Ada beberapa pertanyaan ironis dilontarkan. Seperti, “Apa ada laki-laki baik-baik yang mau menikahi janda?” Seolah kesalahan di masa lalu itu sulit dihapuskan, menjadi bayang-bayang perempuan. Atau tentang rumah yang jadi pijakan keluarga itu, terusir. “Rumah itu milik kakekku. Dibangun dengan uangnya sendiri. Tanahnya warisan dari buyut-buyutku. Lalu diwariskan ke bapakku…” atau tentang kepercayaan, “Namanya orang sudah percaya, semakin susah semakin yakin kalau benar.”

Dan betapa seramnya, saat menyadari bahwa kepahitan yang dirasa ternyata tak seberapa, setelah tahu ada kepahitan lain yang harus ditangani. “Maryam kini tahu, apa yang telah dilakukannya, segala yang yelah dialaminya, tak berarti apa-apa dibandingkan dengan segala hal yang telah dialami keluarganya. Pengusiran, penghinaan, pengucilan, segala macam penderitaan yang tak pernah Maryam bayangkan.” Dan seberapa kuat sih kita menahan gempuran eksternal? “Kita pertahankan yang tersisa ini. ini rumah kita!”

Jodoh, mati, rejeki itu sudah ada yang atur. Namun dalam keluarga, ada syarat wajib dalam memilih jodoh. “Yakni, ikhlas, setia, dan Ahmadi.” Lihat, mau mayoritas atau minoritas, mau Kristen, Buddha, atau kepercayaan lain. Seagama selalu jadi syarat, saat meminta restu orangtua. Dan itu wajar saja.

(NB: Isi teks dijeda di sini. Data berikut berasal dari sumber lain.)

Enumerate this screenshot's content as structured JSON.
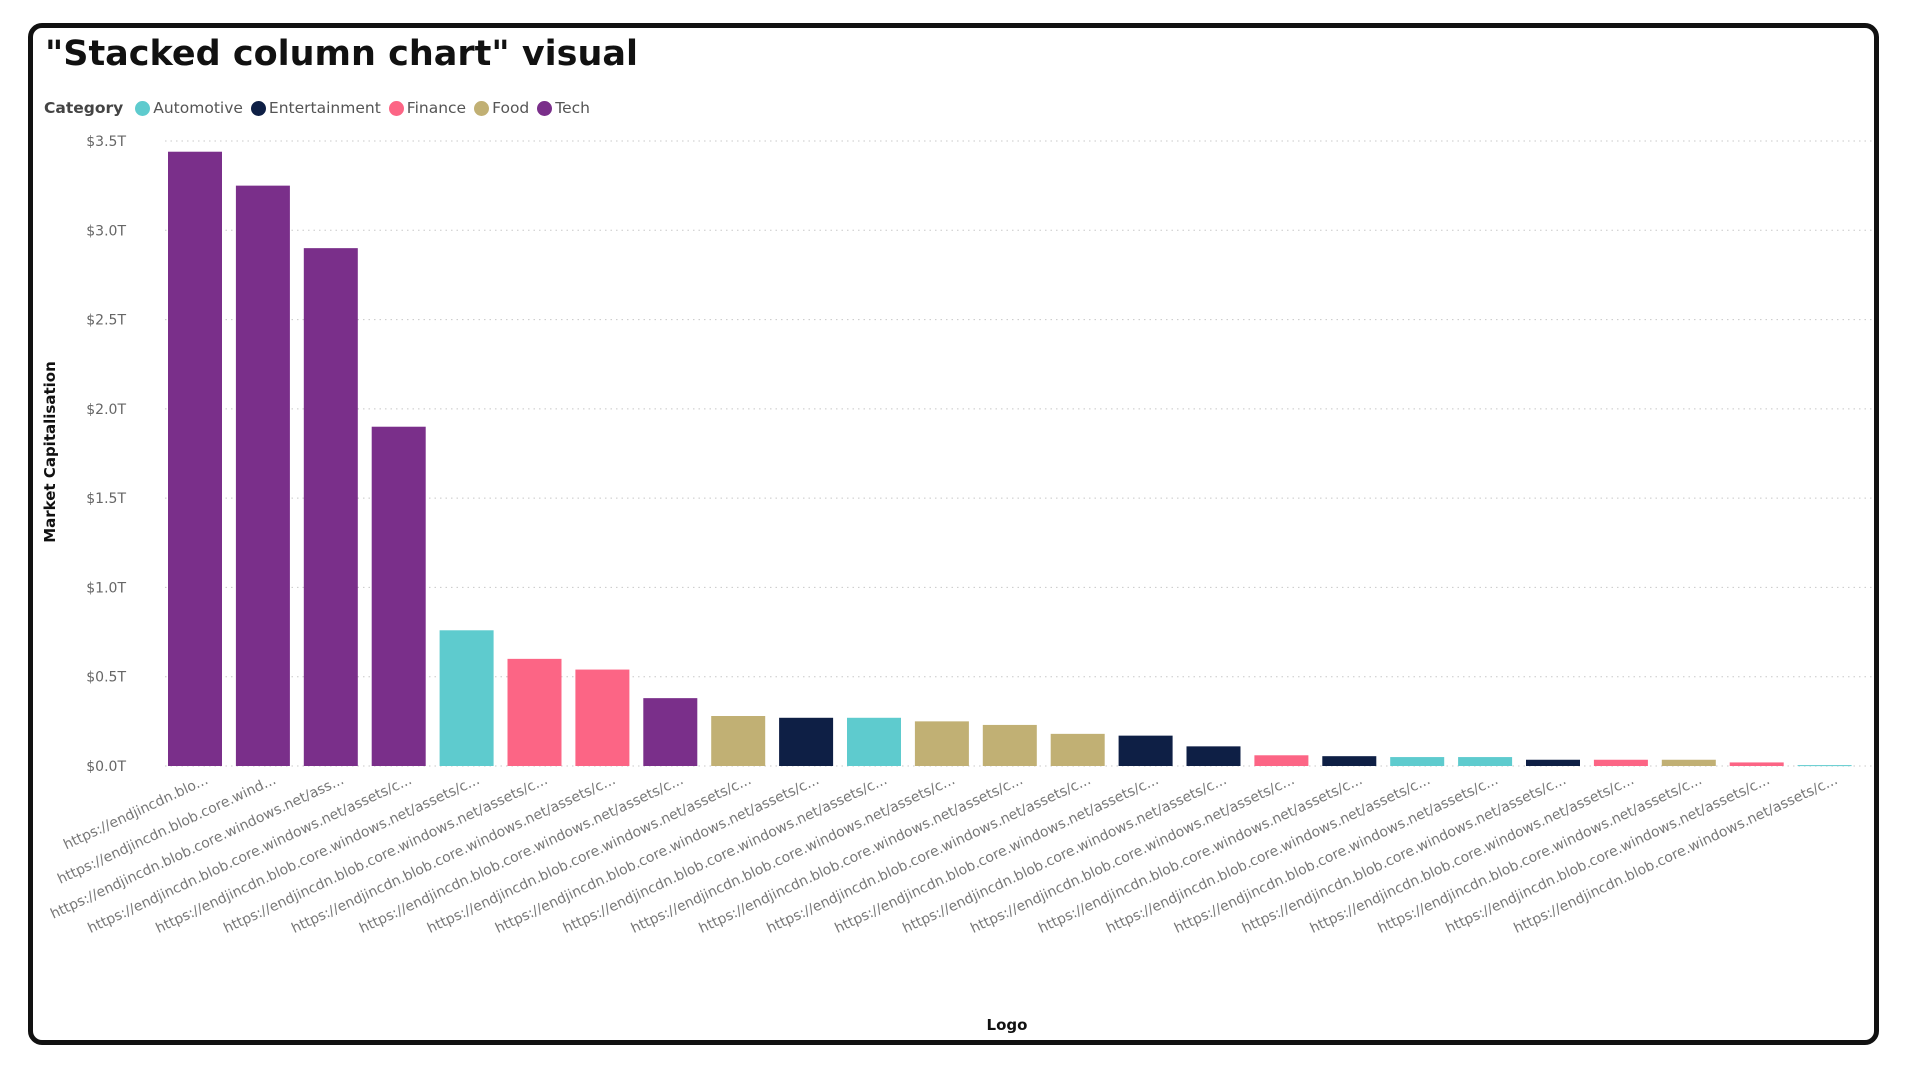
{
  "title": "\"Stacked column chart\" visual",
  "legend": {
    "title": "Category",
    "items": [
      {
        "name": "Automotive",
        "color": "#5ECBCE"
      },
      {
        "name": "Entertainment",
        "color": "#0E1F45"
      },
      {
        "name": "Finance",
        "color": "#FC6585"
      },
      {
        "name": "Food",
        "color": "#C1B074"
      },
      {
        "name": "Tech",
        "color": "#7A2F8A"
      }
    ]
  },
  "chart_data": {
    "type": "bar",
    "stacked": true,
    "xlabel": "Logo",
    "ylabel": "Market Capitalisation",
    "ylim": [
      0,
      3.5
    ],
    "y_ticks": [
      "$0.0T",
      "$0.5T",
      "$1.0T",
      "$1.5T",
      "$2.0T",
      "$2.5T",
      "$3.0T",
      "$3.5T"
    ],
    "grid": true,
    "legend_position": "top-left",
    "categories": [
      "https://endjincdn.blo...",
      "https://endjincdn.blob.core.wind...",
      "https://endjincdn.blob.core.windows.net/ass...",
      "https://endjincdn.blob.core.windows.net/assets/c...",
      "https://endjincdn.blob.core.windows.net/assets/c...",
      "https://endjincdn.blob.core.windows.net/assets/c...",
      "https://endjincdn.blob.core.windows.net/assets/c...",
      "https://endjincdn.blob.core.windows.net/assets/c...",
      "https://endjincdn.blob.core.windows.net/assets/c...",
      "https://endjincdn.blob.core.windows.net/assets/c...",
      "https://endjincdn.blob.core.windows.net/assets/c...",
      "https://endjincdn.blob.core.windows.net/assets/c...",
      "https://endjincdn.blob.core.windows.net/assets/c...",
      "https://endjincdn.blob.core.windows.net/assets/c...",
      "https://endjincdn.blob.core.windows.net/assets/c...",
      "https://endjincdn.blob.core.windows.net/assets/c...",
      "https://endjincdn.blob.core.windows.net/assets/c...",
      "https://endjincdn.blob.core.windows.net/assets/c...",
      "https://endjincdn.blob.core.windows.net/assets/c...",
      "https://endjincdn.blob.core.windows.net/assets/c...",
      "https://endjincdn.blob.core.windows.net/assets/c...",
      "https://endjincdn.blob.core.windows.net/assets/c...",
      "https://endjincdn.blob.core.windows.net/assets/c...",
      "https://endjincdn.blob.core.windows.net/assets/c...",
      "https://endjincdn.blob.core.windows.net/assets/c..."
    ],
    "bars": [
      {
        "category_index": 0,
        "series": "Tech",
        "value": 3.44
      },
      {
        "category_index": 1,
        "series": "Tech",
        "value": 3.25
      },
      {
        "category_index": 2,
        "series": "Tech",
        "value": 2.9
      },
      {
        "category_index": 3,
        "series": "Tech",
        "value": 1.9
      },
      {
        "category_index": 4,
        "series": "Automotive",
        "value": 0.76
      },
      {
        "category_index": 5,
        "series": "Finance",
        "value": 0.6
      },
      {
        "category_index": 6,
        "series": "Finance",
        "value": 0.54
      },
      {
        "category_index": 7,
        "series": "Tech",
        "value": 0.38
      },
      {
        "category_index": 8,
        "series": "Food",
        "value": 0.28
      },
      {
        "category_index": 9,
        "series": "Entertainment",
        "value": 0.27
      },
      {
        "category_index": 10,
        "series": "Automotive",
        "value": 0.27
      },
      {
        "category_index": 11,
        "series": "Food",
        "value": 0.25
      },
      {
        "category_index": 12,
        "series": "Food",
        "value": 0.23
      },
      {
        "category_index": 13,
        "series": "Food",
        "value": 0.18
      },
      {
        "category_index": 14,
        "series": "Entertainment",
        "value": 0.17
      },
      {
        "category_index": 15,
        "series": "Entertainment",
        "value": 0.11
      },
      {
        "category_index": 16,
        "series": "Finance",
        "value": 0.06
      },
      {
        "category_index": 17,
        "series": "Entertainment",
        "value": 0.055
      },
      {
        "category_index": 18,
        "series": "Automotive",
        "value": 0.05
      },
      {
        "category_index": 19,
        "series": "Automotive",
        "value": 0.05
      },
      {
        "category_index": 20,
        "series": "Entertainment",
        "value": 0.035
      },
      {
        "category_index": 21,
        "series": "Finance",
        "value": 0.035
      },
      {
        "category_index": 22,
        "series": "Food",
        "value": 0.035
      },
      {
        "category_index": 23,
        "series": "Finance",
        "value": 0.02
      },
      {
        "category_index": 24,
        "series": "Automotive",
        "value": 0.005
      }
    ]
  }
}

Ini adalah buku prosa ke 11 yang kubaca dan ulas dari Pemenang Kusala Sastra Khatulistiwa. Saya ikuti penuh sejak era Kura-kura Berjanggut hingga kini, dan mencoba membacai buku-buku pemenang lama. Tahun 2010, tersisa dua. Di era digital, rasanya mengejar baca buku-buku tampak realitis sekali, mudah didapat, asal ada waktu dan uang bujet saja. Beruntung, tahun 2018 saya menemukan buku ini di tumpukan buku yang ditaruh di Carefour Karawang. Kualitas Maryam ada di tengah-tengah, tak buruk tak juga istimewa. Tetap memenuhi harap, seperti Isinga misalnya. Buku kedua Okky yang saya baca setelah buku non-fiksinya. Hanya masalah waktu mengejari buku lainnya.

“Keteraturan dalam kesemrawutan. Ketenangan dalam kegelisahan. Kepasrahan dalam kemarahan. Kebahagiaan dalam kesedihan. Itulah yang sedang mereka bangun sekarang. Dalam hati masing-masing, juga dalam keseharian yang dijalani bersama-sama.”

Maryam | by Okky Madasari | GM 401 01 12 0009 | Penerbit Gramedia Pustaka Utama | Ilustrasi sampul Restu Ratnaningtyas | Desain sampul Marcel A.W. | Jakarta, 2012 | Cetakan ketiga: April 2016 | ISBN 978-979-22-8009-8 | 280 hlm; 20 cm | Skor: 4/5

Untuk mereka yang terusir karena iman

Karawang, 290622 – Tasya – Apakah Arti Puasa?